Bulimia Experience as a Teen Shaped Man’s Healthy Recipe Project
A UK man who started a project coming up with gut-healthy-recipes said that it was “shaped” by his having had bulimia in his teenage years.
Clinician and scientist Dr Sunni Patel, 35, said as a teen he thought he was “chubby” and experienced the eating disorder when he was aged 15 to 18.
Binge eating was his “solace” he said, and he used religious fasting “as a cover”.

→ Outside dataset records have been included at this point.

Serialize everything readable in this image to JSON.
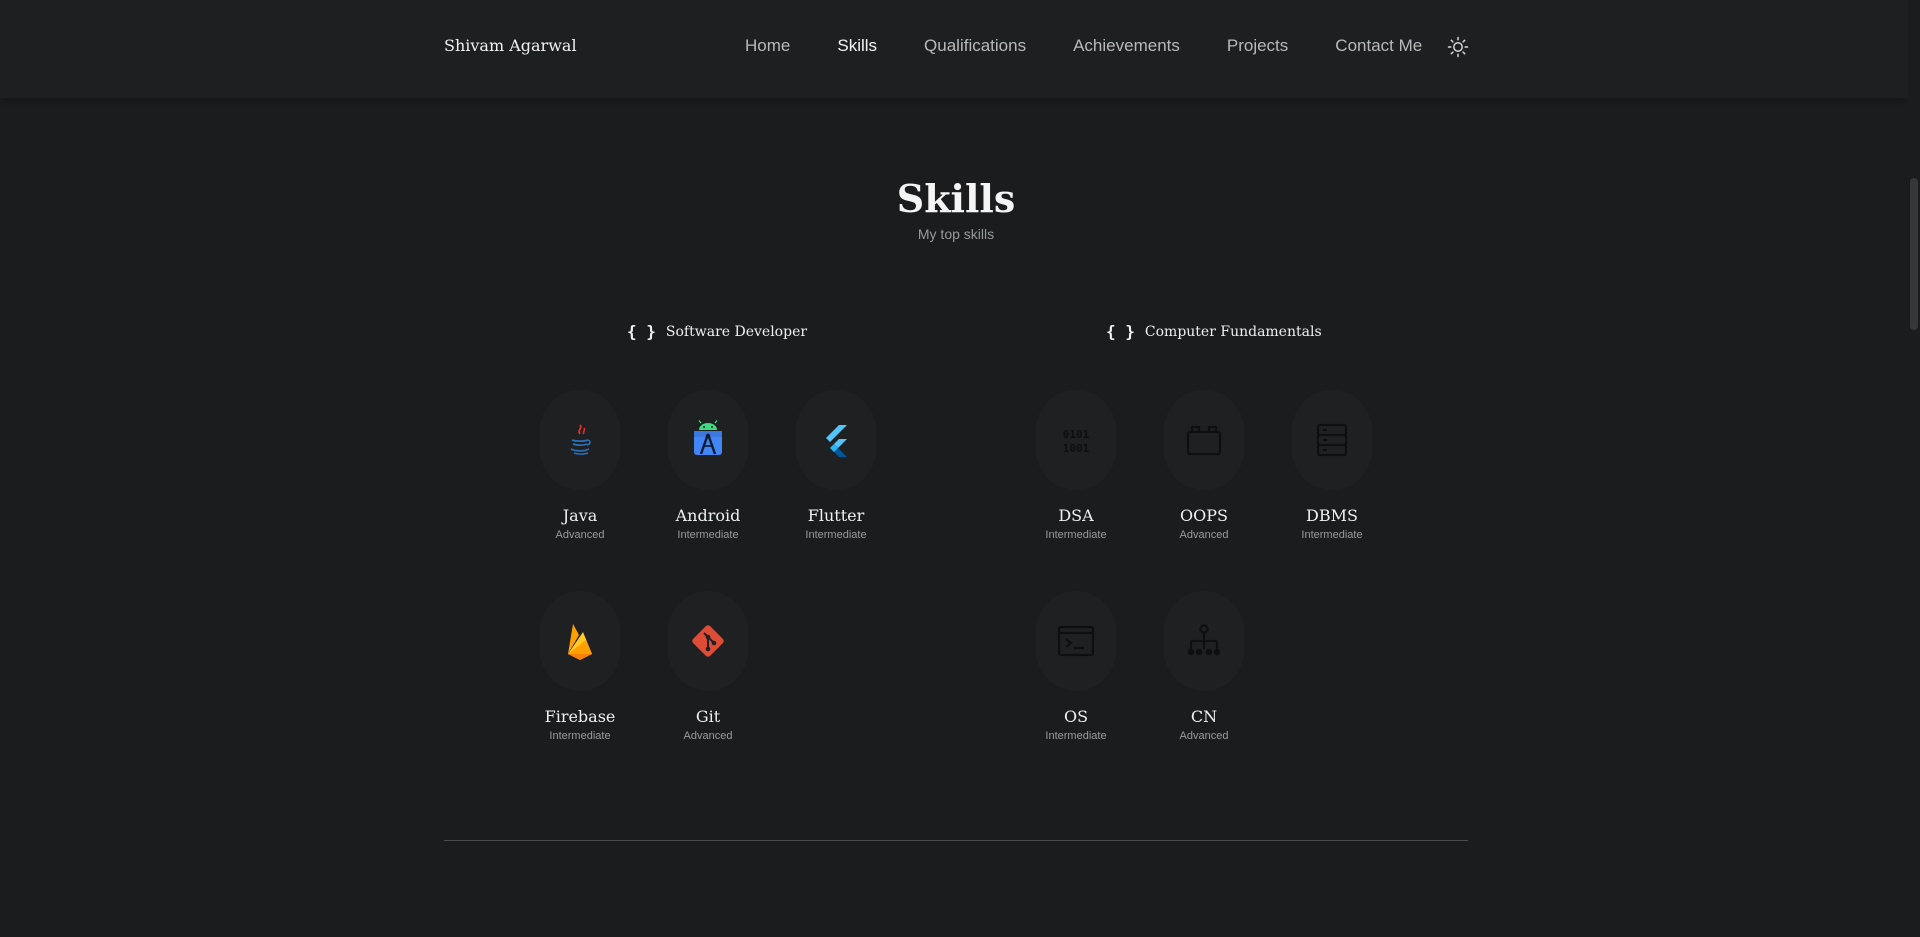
{
  "header": {
    "logo": "Shivam Agarwal",
    "nav": [
      {
        "label": "Home",
        "active": false
      },
      {
        "label": "Skills",
        "active": true
      },
      {
        "label": "Qualifications",
        "active": false
      },
      {
        "label": "Achievements",
        "active": false
      },
      {
        "label": "Projects",
        "active": false
      },
      {
        "label": "Contact Me",
        "active": false
      }
    ],
    "theme_toggle_icon": "sun-icon"
  },
  "section": {
    "title": "Skills",
    "subtitle": "My top skills"
  },
  "categories": [
    {
      "braces": "{ }",
      "title": "Software Developer",
      "skills": [
        {
          "name": "Java",
          "level": "Advanced",
          "icon": "java-icon"
        },
        {
          "name": "Android",
          "level": "Intermediate",
          "icon": "android-studio-icon"
        },
        {
          "name": "Flutter",
          "level": "Intermediate",
          "icon": "flutter-icon"
        },
        {
          "name": "Firebase",
          "level": "Intermediate",
          "icon": "firebase-icon"
        },
        {
          "name": "Git",
          "level": "Advanced",
          "icon": "git-icon"
        }
      ]
    },
    {
      "braces": "{ }",
      "title": "Computer Fundamentals",
      "skills": [
        {
          "name": "DSA",
          "level": "Intermediate",
          "icon": "binary-icon"
        },
        {
          "name": "OOPS",
          "level": "Advanced",
          "icon": "box-icon"
        },
        {
          "name": "DBMS",
          "level": "Intermediate",
          "icon": "database-table-icon"
        },
        {
          "name": "OS",
          "level": "Intermediate",
          "icon": "terminal-icon"
        },
        {
          "name": "CN",
          "level": "Advanced",
          "icon": "network-icon"
        }
      ]
    }
  ]
}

Dr Patel started a website sharing recipes, and he urged people not to underestimate how gut health affects mental health.
“I’d find comfort and my escapism via food.”
Dr Sunni Patel
He said he would fast for four days a week, eating fruit at the end of the day.
Being from a traditional Asian background, the way “one looks and acts tends to be judged a lot more”, he said.
“Because I’d got bulimia as a get out, I’d binge eat. I might eat six or seven crisp packets at one sitting. I’d find comfort and my escapism via food.”
Suffering bullying at school, Dr Patel said that there was “pressure as a teenager to look cool”. He said that “the thinner I got, the more attractive I felt”. Bulimia became the “solution”, he added.
As he lost weight, he began receiving compliments which would “feed the beast”.
At least 1.5 million people in the UK have an eating disorder, experts estimate, with 25% being male. Bulimia nervosa is a condition that occurs most commonly in adolescent females, though it can appear in just about any patient. It is characterised by indulgence in binge-eating, and inappropriate compensatory behaviours to prevent weight gain.
Dr Patel said after he went to university he stopped, “I wasn’t able to find the safe space to have the… episodes, I didn’t want the truth to come out.”
From around the age of 24, he received cognitive behavioural therapy and in recent years has had psychotherapy.
“I was diagnosed with gut issues in 2014 and that’s when I started exploring the link between gut health and depression. As my diet became healthier so did my mind.”
A business director as well as a clinician, he now comes up with gut-healthy-recipes that are shared on his Dish Dash Deets website, set up during the COVID pandemic, where he also keeps a blog.
Included in his recipes are his top foods to combat depression and low mood, such as bananas, berries, beans and lentils.
He said to anyone that is in a similar position to his, “find a safe person to talk to”, who would not judge, adding: “Don’t feel any shame. You’re human.”
“The more that you rely on it, you use it as your way of escaping, the more it becomes your norm,” he said.
He also currently does live cook-alongs on Instagram with invited celebrities and chefs.
“Food is still my escapism. Now I enjoy being in the kitchen and making things that will serve my needs, not make things worse.”